Tak, jak akceptuje rzeczy tego rodzaju. Wiedzialam o nich przed slubem i skoro
zgodzilam sie byc z ta osoba, to widocznie stwierdzilam, ze mi to az tak nie
przeszkadza. Widzisz, ja nie jestem osoba malostkowa, moj TZ tez nie. I
prawdopodobnie dlatego nie musimy rozstrzasac kazdego najmniejszego szczegoliku
z naszych charakterow. Zyj i daj zyc innym.
oza tym jesli nie widzisz roznicy miedzy 'podoba mi sie wszystko w moim TZ' i
'akceptuje wszsystko w moim TZ' to rzeczywiscie nadajemy na innych falach i nie
ma o czym rozmawiac.
Życie człowieka nie polega na tym, żeby
>żyć tylko dla siebie i tak, żeby było wygodniej bo druga osoba i tak
>akceptuje.
A dlaczego nie, jesli oboje to akceptuja ? Co jest zlego w wygodnym zyciu ?
>BTW nigdy się nie kłóciliście?
Ostatni raz powaznie chyba przed dwoma laty. Jesli mamy odmienne zdania, to
rozmawiamy, a nie klocimy sie.
>> Jakie cele na przyklad?
>> Na pewno _celem_ naszego zwiazku nie jest prokreacja.
>Jasne, że nie prokreacja. Celem naszego też nie była i nie jest. To cel -
>jakby to powiedzieć? -uboczny, dodatkowy. Nie po to braliśmy ślub. Ale też
>nie po to, aby żyć obok siebie i nie rozmawiać o sobie.
Czy fakt, ze nie omawiamy _szczegolowo_ tego, co bedzie za 15 lat, oznacza wg.
Ciebie, ze wcale nie rozmawiamy o sobie ?
>Jak pojawi się u Was
>dziecko (raczej chciane... w końcu to będzie Wasz wybór, bo jak widzę, Ty
>nie pozostawiasz nic przypadkowi ;) ) to zobaczycie jak poprzestawiają się
>Wam priorytety. A jeżeli się nie przestawią, to tylko ze szkodą dla potomka.
>No chyba, że nie Wy chcecie wychowywać własne dziecko.
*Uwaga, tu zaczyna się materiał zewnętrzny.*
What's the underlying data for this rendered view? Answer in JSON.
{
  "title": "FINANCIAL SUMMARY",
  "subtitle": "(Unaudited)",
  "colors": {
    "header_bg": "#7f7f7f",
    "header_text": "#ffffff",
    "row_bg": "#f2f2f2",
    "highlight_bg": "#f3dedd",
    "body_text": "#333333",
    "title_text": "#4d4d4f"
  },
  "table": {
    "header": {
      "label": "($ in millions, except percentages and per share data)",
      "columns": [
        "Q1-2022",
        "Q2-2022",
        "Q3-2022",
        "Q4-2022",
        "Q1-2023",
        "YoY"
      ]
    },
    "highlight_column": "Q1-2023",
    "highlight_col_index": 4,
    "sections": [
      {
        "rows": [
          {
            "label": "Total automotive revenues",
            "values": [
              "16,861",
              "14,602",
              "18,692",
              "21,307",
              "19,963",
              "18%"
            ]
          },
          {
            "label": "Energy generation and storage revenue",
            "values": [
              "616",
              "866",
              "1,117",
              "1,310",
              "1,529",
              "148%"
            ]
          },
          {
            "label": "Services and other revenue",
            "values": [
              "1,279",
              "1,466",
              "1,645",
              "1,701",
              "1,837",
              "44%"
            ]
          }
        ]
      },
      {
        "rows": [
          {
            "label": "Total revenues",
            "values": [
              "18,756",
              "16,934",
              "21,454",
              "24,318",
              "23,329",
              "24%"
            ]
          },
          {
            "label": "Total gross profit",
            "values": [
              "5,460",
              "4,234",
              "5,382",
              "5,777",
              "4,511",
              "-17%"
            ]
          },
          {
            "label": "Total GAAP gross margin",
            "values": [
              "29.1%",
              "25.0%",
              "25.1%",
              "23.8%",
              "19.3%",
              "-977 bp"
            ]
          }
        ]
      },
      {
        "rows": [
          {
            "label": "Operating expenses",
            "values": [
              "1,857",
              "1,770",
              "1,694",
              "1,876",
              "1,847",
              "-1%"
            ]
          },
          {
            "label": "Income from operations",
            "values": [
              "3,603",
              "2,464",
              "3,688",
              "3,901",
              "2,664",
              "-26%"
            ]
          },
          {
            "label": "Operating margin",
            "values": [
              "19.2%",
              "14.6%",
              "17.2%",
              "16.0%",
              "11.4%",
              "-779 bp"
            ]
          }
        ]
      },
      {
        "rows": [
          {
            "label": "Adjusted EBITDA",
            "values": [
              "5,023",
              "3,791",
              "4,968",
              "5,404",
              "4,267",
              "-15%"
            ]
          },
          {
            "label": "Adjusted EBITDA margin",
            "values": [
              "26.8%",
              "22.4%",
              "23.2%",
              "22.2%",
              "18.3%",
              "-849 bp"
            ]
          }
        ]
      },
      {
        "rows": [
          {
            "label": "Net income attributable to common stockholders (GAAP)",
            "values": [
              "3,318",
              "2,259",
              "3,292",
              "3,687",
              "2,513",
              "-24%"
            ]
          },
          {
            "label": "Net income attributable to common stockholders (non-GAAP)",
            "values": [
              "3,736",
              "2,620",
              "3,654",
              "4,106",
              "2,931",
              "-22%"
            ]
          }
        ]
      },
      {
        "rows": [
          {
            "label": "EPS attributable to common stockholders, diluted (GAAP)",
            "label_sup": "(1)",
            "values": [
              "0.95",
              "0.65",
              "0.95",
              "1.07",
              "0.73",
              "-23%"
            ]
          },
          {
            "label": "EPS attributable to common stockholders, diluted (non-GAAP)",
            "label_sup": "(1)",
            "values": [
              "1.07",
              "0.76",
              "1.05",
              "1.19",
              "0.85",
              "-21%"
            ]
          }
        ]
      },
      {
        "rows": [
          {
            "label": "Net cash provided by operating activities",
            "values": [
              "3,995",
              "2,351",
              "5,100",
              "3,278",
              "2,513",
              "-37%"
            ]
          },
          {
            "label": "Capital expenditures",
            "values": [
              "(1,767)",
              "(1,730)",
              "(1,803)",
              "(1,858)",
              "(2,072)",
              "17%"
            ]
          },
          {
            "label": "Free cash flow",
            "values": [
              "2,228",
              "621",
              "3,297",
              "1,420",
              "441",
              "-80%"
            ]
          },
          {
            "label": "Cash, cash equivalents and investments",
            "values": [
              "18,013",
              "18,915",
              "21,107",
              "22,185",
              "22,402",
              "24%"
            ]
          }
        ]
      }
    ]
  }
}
Zaczynasz mnie obrazac. PLONK warning.
>Tak na marginesie. To dyskusja akademicka. Możemy sobie porozmawiać Duniu,
>możemy się poprzepychać i pocytować, powiedzieć co myślimy, ale żyjemy w
>dwóch różnych światach. W gruncie rzeczy po co w ogóle dyskutujemy, po co ta
>rozmowa (ależ jestem złośliwy! ;) )?Najważniejsze, że rozumiemy się z
>naszymi drugimi połówkami i że jest nam z nimi dobrze, nieprawdaż?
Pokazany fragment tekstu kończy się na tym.